Avec des mesures de récupération en cours, j’ai continué la piste facile jusqu’à, puis à travers une route goudronnée, puis jusqu’à la crête opposée sur de légers lacets. Des aiguilles de pin chuchotaient dans la canopée au-dessus et grinçaient avec un craquement sourd sous mes pieds. Au sommet de la crête, un sentier rocheux calcaire s’est transformé en cet ancien plat de route vraiment facile avant que je ne puisse devenir trop frustré par la lenteur des progrès et le pied inégal. J’avalais religieusement du liquide, chaque fois que ma montre bipait pour m’indiquer que j’avais parcouru un autre kilomètre.

Boioioioing. Ça jaillit.

En descendant vers une autre route sous le soleil brillant et chaud, j’ai remarqué les signes indubitables du début du printemps. Une teinte verdâtre entourait le sentier et de minuscules feuilles de bébé poussaient des branches élancées d’un arbre au bord du sentier. Je n’ai pas pu m’empêcher de ressentir une poussée d’énergie et d’espoir pour le reste de la journée. Le renouveau était ce dont j’avais besoin, et il était tout autour de moi.

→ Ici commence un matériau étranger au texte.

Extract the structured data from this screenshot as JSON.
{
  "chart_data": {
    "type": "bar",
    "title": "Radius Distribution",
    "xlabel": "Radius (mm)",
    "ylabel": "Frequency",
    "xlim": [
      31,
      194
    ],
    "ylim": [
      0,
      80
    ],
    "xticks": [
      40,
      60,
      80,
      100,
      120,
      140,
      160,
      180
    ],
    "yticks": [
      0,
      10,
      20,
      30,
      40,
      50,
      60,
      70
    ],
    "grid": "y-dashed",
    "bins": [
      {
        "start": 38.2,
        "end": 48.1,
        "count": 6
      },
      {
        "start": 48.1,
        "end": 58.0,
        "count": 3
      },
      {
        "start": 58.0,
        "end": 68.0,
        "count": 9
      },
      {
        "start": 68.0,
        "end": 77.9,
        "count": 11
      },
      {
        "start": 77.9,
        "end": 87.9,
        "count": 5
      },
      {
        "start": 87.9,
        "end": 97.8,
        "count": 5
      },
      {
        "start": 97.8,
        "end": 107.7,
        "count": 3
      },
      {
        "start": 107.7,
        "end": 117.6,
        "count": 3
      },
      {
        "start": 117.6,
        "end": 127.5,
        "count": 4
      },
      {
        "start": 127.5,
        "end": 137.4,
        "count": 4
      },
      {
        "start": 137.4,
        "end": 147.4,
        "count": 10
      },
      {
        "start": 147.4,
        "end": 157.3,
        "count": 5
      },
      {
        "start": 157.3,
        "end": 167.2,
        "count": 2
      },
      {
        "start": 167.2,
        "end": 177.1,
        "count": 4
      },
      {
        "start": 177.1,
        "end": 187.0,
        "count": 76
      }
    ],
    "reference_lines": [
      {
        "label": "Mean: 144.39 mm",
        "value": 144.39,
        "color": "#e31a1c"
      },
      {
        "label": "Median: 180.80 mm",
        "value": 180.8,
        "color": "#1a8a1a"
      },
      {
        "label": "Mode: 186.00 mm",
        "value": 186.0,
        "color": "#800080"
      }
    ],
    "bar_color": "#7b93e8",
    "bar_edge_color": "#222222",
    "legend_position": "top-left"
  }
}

La tentation de remonter la route jusqu’à un dépanneur connu était forte. Je savais, au plus profond de mes os, qu’une canette glacée d’eau sucrée pétillante était l’antidote à tout ce qui m’affligeait. Mais j’ai résisté. Au lieu de cela, j’ai continué, sautant les miles bonus chauds, goûtant pratiquement le coca à la cerise sur ma langue, sentant le pétillement collant sur mes dents.

Sur ce grand vieux pont, en pensant à Cherry Coke.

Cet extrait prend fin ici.